While it may seem counterintuitive, Glennon Doyle’s envy was the key for discovering her purpose of uplifting women through her writing. By recognizing her jealously and choosing to use it as fuel for supporting others, she was able to find her greatest strength and gift.
As Doyle is fond of saying, “Feelings are for feeling,” and envy is no exception. When it arises, I think envy is telling us something about ourselves. In Doyle’s case, her jealousy of other inspirational writers was a signal that she was meant to be a leader in this space. On the other hand, the absence of jealously when she learned of her husband’s indiscretions was likely a sign that he wasn’t the right person for her in the end.
“Being human is not hard because you’re doing it wrong, it’s hard because you’re doing it right.“-Doyle
In the broader context of fighting to find your purpose, however, I think the biggest takeaway from Glennon Doyle is that envy can show us our true calling if we take the time to listen.
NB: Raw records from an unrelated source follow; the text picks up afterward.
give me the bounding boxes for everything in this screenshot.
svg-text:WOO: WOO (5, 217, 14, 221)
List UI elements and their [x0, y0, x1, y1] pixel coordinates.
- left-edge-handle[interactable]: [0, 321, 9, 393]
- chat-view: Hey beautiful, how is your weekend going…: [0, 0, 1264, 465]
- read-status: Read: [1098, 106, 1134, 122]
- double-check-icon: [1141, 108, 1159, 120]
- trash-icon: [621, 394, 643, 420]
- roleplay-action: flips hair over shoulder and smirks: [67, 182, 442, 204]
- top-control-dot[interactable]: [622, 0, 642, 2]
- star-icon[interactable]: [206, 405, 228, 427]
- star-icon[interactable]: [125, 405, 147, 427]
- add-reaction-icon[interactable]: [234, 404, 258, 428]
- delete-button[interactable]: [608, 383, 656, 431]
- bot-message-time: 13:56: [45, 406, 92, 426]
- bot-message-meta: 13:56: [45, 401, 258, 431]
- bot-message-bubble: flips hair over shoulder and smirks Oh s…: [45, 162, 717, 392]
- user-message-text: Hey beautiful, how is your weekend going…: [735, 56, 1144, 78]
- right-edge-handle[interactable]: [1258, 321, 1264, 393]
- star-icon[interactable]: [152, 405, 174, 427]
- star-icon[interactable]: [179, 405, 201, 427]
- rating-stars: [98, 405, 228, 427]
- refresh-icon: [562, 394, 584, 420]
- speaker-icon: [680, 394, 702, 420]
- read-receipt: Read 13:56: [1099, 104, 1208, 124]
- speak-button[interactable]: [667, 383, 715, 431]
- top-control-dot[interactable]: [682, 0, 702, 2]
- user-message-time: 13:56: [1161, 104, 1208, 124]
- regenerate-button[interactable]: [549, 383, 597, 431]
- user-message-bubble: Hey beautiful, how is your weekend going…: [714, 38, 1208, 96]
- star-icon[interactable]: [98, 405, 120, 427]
By paying attention to this emotion when it arises, we too can start to read the signs and hear where our own inner voice is nudging us to go.
However, I don’t think this necessarily means I need to psychoanalyze my envy for the person who owns the mansion. Instead of looking at the things or lifestyles or experiences we wish we had, I think it could be more useful to think about people who are pursuing a path we wish we could take, or maybe thought we would take when we were younger.
I’ve always been envious of writers (including Glennon Doyle), so I think this could be more evidence that I’m following the right path. This whole global pandemic has put a wrench in everyone’s plans, including my own, but I’m going to use wide discretion here and self-servingly interpret it as positive reinforcement.
And who knows? By recognizing who we’re envious of and using that to find our purpose, we could end up living in a mansion on a golf course in the future (or my dream home, a villa in Tuscany).
Then again, it could simply mean a future where we’re living purpose-filled lives in which those mansions and villas (or whatever you currently covet) don’t make us feel envious at all.